Её губы сжались в узкую полоску.

— Мы провели с ней пару-тройку матчей — кто кого перекричит — на эту тему. Последний — всего три дня назад. Она ухитрилась позаимствовать у Эндрю все его идиотские взгляды на жизнь. Только без его юмора и терпимости. Он-то всё это воспринимает как шутку. А Нэлл — как личное оскорбление. Боюсь, дело именно в этом.

— Вот тут я полностью тебе сочувствую.

Это её совсем не тронуло или, может быть, чуть задело по касательной.
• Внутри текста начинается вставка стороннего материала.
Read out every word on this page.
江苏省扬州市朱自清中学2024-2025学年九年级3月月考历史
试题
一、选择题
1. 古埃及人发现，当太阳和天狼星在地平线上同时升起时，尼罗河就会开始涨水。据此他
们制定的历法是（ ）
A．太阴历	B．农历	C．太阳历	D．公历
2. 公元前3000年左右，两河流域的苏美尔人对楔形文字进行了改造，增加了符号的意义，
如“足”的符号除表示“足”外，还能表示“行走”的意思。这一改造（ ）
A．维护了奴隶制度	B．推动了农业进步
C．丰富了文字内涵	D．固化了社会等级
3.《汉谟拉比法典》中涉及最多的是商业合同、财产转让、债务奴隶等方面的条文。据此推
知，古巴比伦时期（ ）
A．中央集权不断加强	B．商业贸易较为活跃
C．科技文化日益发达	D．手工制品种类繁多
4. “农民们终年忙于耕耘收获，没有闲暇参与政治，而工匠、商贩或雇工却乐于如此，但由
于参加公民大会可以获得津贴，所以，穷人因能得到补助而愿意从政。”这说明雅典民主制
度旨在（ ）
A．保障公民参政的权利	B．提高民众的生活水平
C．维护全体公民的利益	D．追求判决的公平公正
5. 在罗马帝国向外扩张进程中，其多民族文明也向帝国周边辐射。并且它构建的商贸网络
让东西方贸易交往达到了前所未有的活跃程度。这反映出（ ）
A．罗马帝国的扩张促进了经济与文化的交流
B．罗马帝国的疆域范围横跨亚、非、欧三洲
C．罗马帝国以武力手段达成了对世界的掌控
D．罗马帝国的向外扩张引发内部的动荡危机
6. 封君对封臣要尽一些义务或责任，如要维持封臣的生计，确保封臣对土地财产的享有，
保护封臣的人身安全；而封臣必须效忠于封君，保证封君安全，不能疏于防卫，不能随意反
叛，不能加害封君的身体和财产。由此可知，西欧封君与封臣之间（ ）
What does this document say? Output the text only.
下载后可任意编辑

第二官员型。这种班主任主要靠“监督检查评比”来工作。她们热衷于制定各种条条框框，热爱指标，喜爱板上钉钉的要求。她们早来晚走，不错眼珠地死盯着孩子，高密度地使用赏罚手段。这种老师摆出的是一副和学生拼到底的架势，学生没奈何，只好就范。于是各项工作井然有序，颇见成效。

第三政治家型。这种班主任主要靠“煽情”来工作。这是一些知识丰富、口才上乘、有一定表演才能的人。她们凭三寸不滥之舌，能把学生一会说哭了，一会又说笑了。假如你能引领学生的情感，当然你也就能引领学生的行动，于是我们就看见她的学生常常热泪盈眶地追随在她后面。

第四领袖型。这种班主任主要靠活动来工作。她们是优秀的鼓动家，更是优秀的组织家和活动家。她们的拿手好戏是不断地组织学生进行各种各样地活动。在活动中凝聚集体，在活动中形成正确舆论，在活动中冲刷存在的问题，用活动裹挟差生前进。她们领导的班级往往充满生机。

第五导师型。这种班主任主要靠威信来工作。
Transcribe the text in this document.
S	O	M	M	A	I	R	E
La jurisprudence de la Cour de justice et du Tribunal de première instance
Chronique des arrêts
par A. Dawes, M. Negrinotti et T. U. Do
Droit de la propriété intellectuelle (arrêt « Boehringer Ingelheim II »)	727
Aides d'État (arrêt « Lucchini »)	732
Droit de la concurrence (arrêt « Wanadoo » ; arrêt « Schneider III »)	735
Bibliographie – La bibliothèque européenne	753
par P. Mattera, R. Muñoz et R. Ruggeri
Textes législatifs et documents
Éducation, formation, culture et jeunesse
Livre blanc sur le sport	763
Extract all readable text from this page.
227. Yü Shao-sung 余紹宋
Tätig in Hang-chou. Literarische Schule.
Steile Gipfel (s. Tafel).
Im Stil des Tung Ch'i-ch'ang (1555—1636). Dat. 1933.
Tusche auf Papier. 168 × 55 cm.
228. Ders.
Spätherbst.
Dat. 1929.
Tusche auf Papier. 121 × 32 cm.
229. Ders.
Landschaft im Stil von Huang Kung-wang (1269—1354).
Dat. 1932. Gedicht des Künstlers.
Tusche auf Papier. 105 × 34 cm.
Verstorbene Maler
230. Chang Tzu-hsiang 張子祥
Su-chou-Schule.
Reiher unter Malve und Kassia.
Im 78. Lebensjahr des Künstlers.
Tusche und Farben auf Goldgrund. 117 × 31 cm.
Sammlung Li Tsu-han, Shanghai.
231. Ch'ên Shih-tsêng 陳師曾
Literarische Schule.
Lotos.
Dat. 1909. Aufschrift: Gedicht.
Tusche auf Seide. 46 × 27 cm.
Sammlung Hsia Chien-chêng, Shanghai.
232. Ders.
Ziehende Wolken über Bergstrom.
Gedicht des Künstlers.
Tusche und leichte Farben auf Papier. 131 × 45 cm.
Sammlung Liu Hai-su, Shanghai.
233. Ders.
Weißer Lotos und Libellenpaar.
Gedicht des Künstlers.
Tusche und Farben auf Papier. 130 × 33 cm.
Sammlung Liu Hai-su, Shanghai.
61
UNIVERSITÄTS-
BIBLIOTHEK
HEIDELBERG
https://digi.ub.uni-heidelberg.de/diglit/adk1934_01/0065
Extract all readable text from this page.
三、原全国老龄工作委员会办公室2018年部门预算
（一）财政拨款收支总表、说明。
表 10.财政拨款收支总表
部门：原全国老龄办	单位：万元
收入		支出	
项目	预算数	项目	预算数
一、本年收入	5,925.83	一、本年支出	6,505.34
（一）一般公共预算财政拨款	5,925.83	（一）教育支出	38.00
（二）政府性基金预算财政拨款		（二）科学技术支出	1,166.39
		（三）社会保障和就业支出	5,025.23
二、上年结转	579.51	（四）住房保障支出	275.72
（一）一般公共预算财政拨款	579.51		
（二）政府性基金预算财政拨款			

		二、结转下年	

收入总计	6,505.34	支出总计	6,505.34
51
— Наш дом — ты увидишь — очень большой, весь он мне не понадобится. Мне хотелось бы, чтобы от него какая-то польза была, когда всё это кончится. — Она снова окинула зал невесёлым взглядом. — Может, примусь — как твоя ленинская вдовица когда-то — комнаты сдавать. Стану, как она, притчей во языцех. Листовка на завтрак, пропаганда на ужин.

— Прекрасно. Оксфорд всегда этим славился.

— Я-то полагаю, что это дело считается пропащим только среди интеллигентов-конъюнктурщиков. У полчищ университетских выпускников, ушедших в журналистику. — Она помолчала. — Боюсь, я даже на либерализм нашего ТВ и газетчиков с Флит-стрит начинаю смотреть как на хитроумнейший заговор правых сил.

— Массовая аудитория развращает. Ещё больше, чем власть.

— А я не понимаю, почему самые умные оказываются и самыми развращёнными. И зачем столько ума тратят на то, чтобы увековечить социальные и генетические преимущества.

— Тебе бы почаще ездить за границу, Джейн. Они же просто карлики. Бентамские петухи на навозной куче.

— Но я-то живу не за границей. И эта навозная куча приходится мне родиной.